O TEMPORAL
De repente, desponta negra a barra do horizonte. A montaria levanta as orelhas, alarga as ventas e ameaça estacar. O frágil e assustado cavaleiro fustiga o animal. Que siga em frente! É preciso sair dali antes que o temporal desabe sobre eles. O pretume no céu aumenta, como pálpebra medonha que se fecha. O guri sabe a dinâmica dessas tormentas nas planícies banhadas do Sul. A estrada por onde seguem é um aterro baixo, com menos de meio metro de altura, em média. Quinze ou vinte minutos de aguaceiro e a estrada estará inundada.
Olha para o alto e vê que metade da abóbada celeste já escureceu. Mira novamente o horizonte e avista uma nuvem de poeira e umas poucas árvores, ao longe, cujas folhas se agitam freneticamente. Está chegando! - pensa. E já não há tempo para buscar abrigo. Fustiga ainda mais o animal. Quem sabe dá para chegar à ponte? Os pilares que demarcam as cabeceiras dariam alguma proteção contra o vento. E ali o aterro é mais alto. A chuva, ainda que forte e duradoura, no máximo os ilharia por algumas horas. O animal, porém, sabe melhor do que ele o que lhes vem de encontro. Atravessa-se na estrada, ensaiando meia volta, no intento de virar a traseira pro temporal. Nem os calcanhares que lhe apertam as ilhargas, nem as fracas chibatadas com o rebenque o convencem a seguir em frente.
E vem o primeiro guascaço! Uma lufada forte de vento e poeira e, em seguida, os primeiros pingos d'água, que mais parecem lanças a bater na pele! E, por fim, o que o cavalo já sabia que viria: granizo! Pedras de gelo do tamanho de bolas de gude ricocheteiam na pele da montaria, caem e desaparecem na lama que se forma. O guri tenta proteger as orelhas com as mãos e se arrepende de não usar chapéu, contrariando um hábito comum na região. O temporal se arrasta por três quartos de hora. O flanco direito do animal, que está quase de costas para a tempestade, é que dá um mínimo de proteção ao piá. A água invadira o aterro e estava a meia canela. E, quando tudo se encaminhava para um final feliz, uma capivara, ou um ratão do banhado (não deu para ver direito), tenta passar a nado por sob o cavalo, que se espanta e sai do aterro para a vala que o margeia, levando junto o rapaz. Este nada em desespero, uma vez que a correnteza é forte, e finalmente consegue voltar ao aterro, seguido do animal que o acompanha.

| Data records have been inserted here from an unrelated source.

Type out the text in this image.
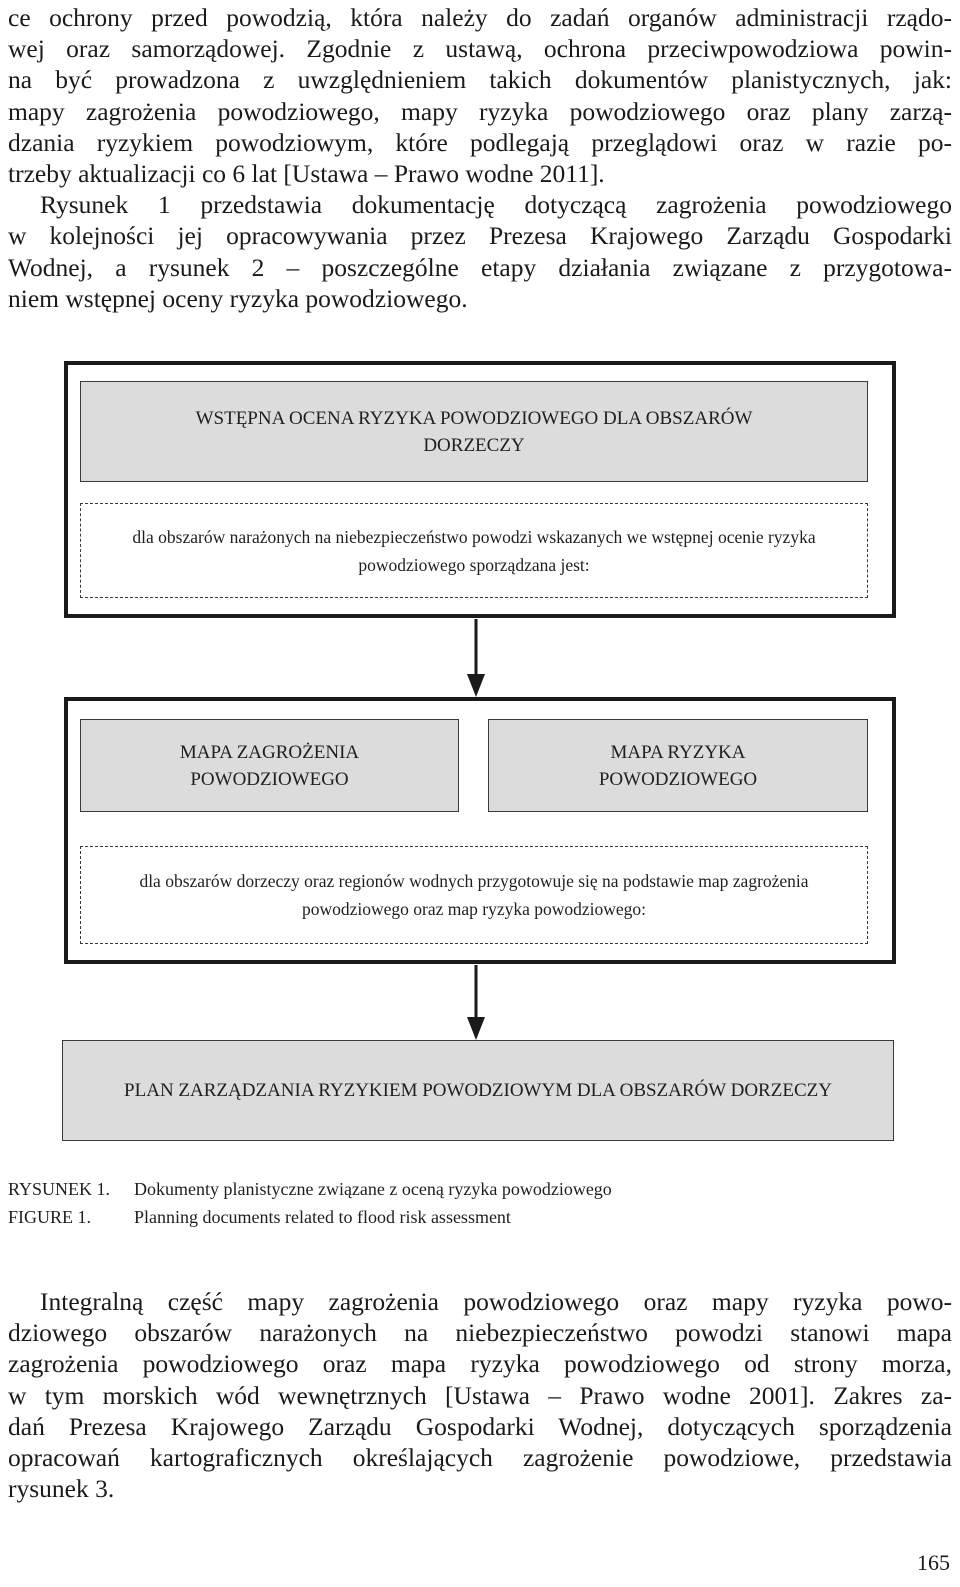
ce ochrony przed powodzią, która należy do zadań organów administracji rządo-
wej oraz samorządowej. Zgodnie z ustawą, ochrona przeciwpowodziowa powin-
na być prowadzona z uwzględnieniem takich dokumentów planistycznych, jak:
mapy zagrożenia powodziowego, mapy ryzyka powodziowego oraz plany zarzą-
dzania ryzykiem powodziowym, które podlegają przeglądowi oraz w razie po-
trzeby aktualizacji co 6 lat [Ustawa – Prawo wodne 2011].
Rysunek 1 przedstawia dokumentację dotyczącą zagrożenia powodziowego
w kolejności jej opracowywania przez Prezesa Krajowego Zarządu Gospodarki
Wodnej, a rysunek 2 – poszczególne etapy działania związane z przygotowa-
niem wstępnej oceny ryzyka powodziowego.
WSTĘPNA OCENA RYZYKA POWODZIOWEGO DLA OBSZARÓW DORZECZY
dla obszarów narażonych na niebezpieczeństwo powodzi wskazanych we wstępnej ocenie ryzyka powodziowego sporządzana jest:
MAPA ZAGROŻENIA POWODZIOWEGO
MAPA RYZYKA POWODZIOWEGO
dla obszarów dorzeczy oraz regionów wodnych przygotowuje się na podstawie map zagrożenia powodziowego oraz map ryzyka powodziowego:
PLAN ZARZĄDZANIA RYZYKIEM POWODZIOWYM DLA OBSZARÓW DORZECZY
RYSUNEK 1. Dokumenty planistyczne związane z oceną ryzyka powodziowego
FIGURE 1. Planning documents related to flood risk assessment
Integralną część mapy zagrożenia powodziowego oraz mapy ryzyka powo-
dziowego obszarów narażonych na niebezpieczeństwo powodzi stanowi mapa
zagrożenia powodziowego oraz mapa ryzyka powodziowego od strony morza,
w tym morskich wód wewnętrznych [Ustawa – Prawo wodne 2001]. Zakres za-
dań Prezesa Krajowego Zarządu Gospodarki Wodnej, dotyczących sporządzenia
opracowań kartograficznych określających zagrożenie powodziowe, przedstawia
rysunek 3.
165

Sentindo as mãos geladas, o guri as examina: o dorso de ambas apresenta marcas vermelhas; os nós dos dedos e dos pulsos sangram, por terem servido de escudo contra o granizo; as orelhas ardem, pois algum granizo as atingiu no início. O nível da água, agora, está um pouco mais alto, chegando quase aos joelhos. Mas, como a tempestade já passou e a chuva está fininha e calma, ele puxa pela rédea a montaria e se encaminha para a ponte.
Em lá chegando, prende o buçal à argola do peitoral do animal e o amarra a um dos pilares. E pensa que foi sorte o arreamento não ter afrouxado e caído, pois não teria forças para recolocá-lo no lombo do bicho. Está cansado e faminto (sedento não, porque acaba de tomar duas mãozadas de água da enxurrada). E desata o choro, perguntando-se por que ele, aos onze anos, já tem que trabalhar daquele jeito? A maioria dos piás que conhece, numa hora dessas, de tempestade, estão no abrigo de seus lares, em companhia dos adultos. Os filhos do major, fazendeiro vizinho, estão na cidade, bem protegidos. Quando vêm à fazenda é de camionete e só andam de sapatos, ou botinas reforçadas. Olha para os pés magros, descalços e enlameados e chora ainda mais! Porém, de chofre, abre-se numa gargalhada que atravessa a planície alagada e chega até as coxilhas distantes, às árvores que avistara antes de chegar o temporal, ao horizonte vasto!
Que merda de homem sou eu? Ora, o que diriam os meus amigos, os peões, os meus parentes, se soubessem que chorei por uma coisinha de nada? Solta as amarras do cavalo, vira o pelego para que a lã molhada fique para baixo, e salta sobre a sela, disposto a concluir a tarefa, que é entregar um tarro de leite na casa do major fazendeiro, na cidade. Por falar em tarro, olha e vê que o mesmo se mantém firme, preso ao arreio pela presilha de couro que resistiu a toda aquela situação. Que se dane a tempestade, o susto, os pequenos ferimentos. Eu sou é homem! - pensa. Eia, meu baio!